Bir öğrenci mevcut iletişim teknolojilerine yapılan “ekonomik yatırım” ve “işin maliyeti” konusuna değindi. Şu anda mevcut teknolojilerden beklenen ekonomik fayda sağlanmadan bir sonraki teknolojik buluşa yer açılmayacağını ve bunun bilinçli olarak yapıldığını savundu. Aslında kimi konularda da teknolojik yenilikler ve buluşlar yapılmıştı ama bunların seri üretimine ya da kamuoyuna açıklanmasına başlanmamıştı. “Eldeki mallar” tüketilmeye çalışılıyordu.
PEKİ, YA HABERCİLİK?
“Peki, habercilik ne olacak?” diye soracak oldum. Açıklama yapmam gerekti. “Bu anlattıklarımızın hepsi teknoloji nereye gidecek, müzik ve eğlence programları nereye gidecek sorusunun yanıtı. Peki, habercilikte nasıl bir değişim olacak? Haber ve yorum ayrımı ne olacak? Neler haber olacak? Yazım tekniği değişecek mi? Habercilik kurallarında değişim yaşanacak mı? Ne düşünüyorsunuz?”
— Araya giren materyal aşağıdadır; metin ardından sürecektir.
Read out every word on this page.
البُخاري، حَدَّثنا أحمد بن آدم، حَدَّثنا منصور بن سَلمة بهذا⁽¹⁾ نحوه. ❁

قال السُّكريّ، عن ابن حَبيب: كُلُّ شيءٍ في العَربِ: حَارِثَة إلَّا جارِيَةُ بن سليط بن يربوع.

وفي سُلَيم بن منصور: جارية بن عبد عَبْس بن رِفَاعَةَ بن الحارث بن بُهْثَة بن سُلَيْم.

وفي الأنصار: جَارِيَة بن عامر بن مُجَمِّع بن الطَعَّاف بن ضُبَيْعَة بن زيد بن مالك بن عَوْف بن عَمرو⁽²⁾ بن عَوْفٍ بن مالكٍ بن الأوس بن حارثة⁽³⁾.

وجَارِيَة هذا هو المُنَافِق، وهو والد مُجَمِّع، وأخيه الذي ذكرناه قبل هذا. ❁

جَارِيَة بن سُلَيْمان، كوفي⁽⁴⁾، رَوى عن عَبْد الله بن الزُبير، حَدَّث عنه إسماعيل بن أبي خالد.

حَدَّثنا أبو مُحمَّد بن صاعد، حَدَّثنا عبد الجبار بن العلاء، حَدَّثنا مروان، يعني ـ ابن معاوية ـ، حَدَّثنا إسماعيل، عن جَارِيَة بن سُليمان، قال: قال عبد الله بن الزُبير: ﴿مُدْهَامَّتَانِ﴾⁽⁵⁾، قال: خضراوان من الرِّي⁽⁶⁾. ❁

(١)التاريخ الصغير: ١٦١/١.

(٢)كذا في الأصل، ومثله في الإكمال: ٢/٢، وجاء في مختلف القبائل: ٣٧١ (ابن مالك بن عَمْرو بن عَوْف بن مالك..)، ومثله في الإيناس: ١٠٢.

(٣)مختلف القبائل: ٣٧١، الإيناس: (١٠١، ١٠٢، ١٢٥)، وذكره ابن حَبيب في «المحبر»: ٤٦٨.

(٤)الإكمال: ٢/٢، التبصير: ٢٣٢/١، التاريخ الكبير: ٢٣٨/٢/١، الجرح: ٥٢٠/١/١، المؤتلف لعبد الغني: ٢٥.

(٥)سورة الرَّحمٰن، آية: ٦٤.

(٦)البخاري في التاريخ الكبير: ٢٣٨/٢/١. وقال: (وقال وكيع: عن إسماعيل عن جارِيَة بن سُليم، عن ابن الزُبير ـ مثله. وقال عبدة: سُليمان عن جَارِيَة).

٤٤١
Bir öğrenci haberlerin daha fazla oranda “yorumlu” verileceğini savundu. Herkes kendi dünya algılaması çerçevesinde haberler yazacaktı. Bir öğrenci daha “nesnel” habercilik anlayışının geliştirilebileceğini ifade etti. Bir diğer görüşe göre ise, belki de “kişiye özel” habercilik anlayışı gelişecekti. Örneğin haberler İnternet üzerinden izlenecekse, istenilen konular belirlenecek ve seçenekler arasından haberler karşımıza gelecekti. Aynı müzik beğenilerini algılayıp bize müzik dinleten teknolojiler gibi habercilikte de benzer gelişmeler yaşanabilirdi. Farklı grupların yayın organları daha bariz bir şekilde kendi görüşlerine uygun habercilik anlayışları ile ortaya çıkabilirlerdi. Bunlar arasında seçim yapmak ise tamamen bireylere kalacaktı.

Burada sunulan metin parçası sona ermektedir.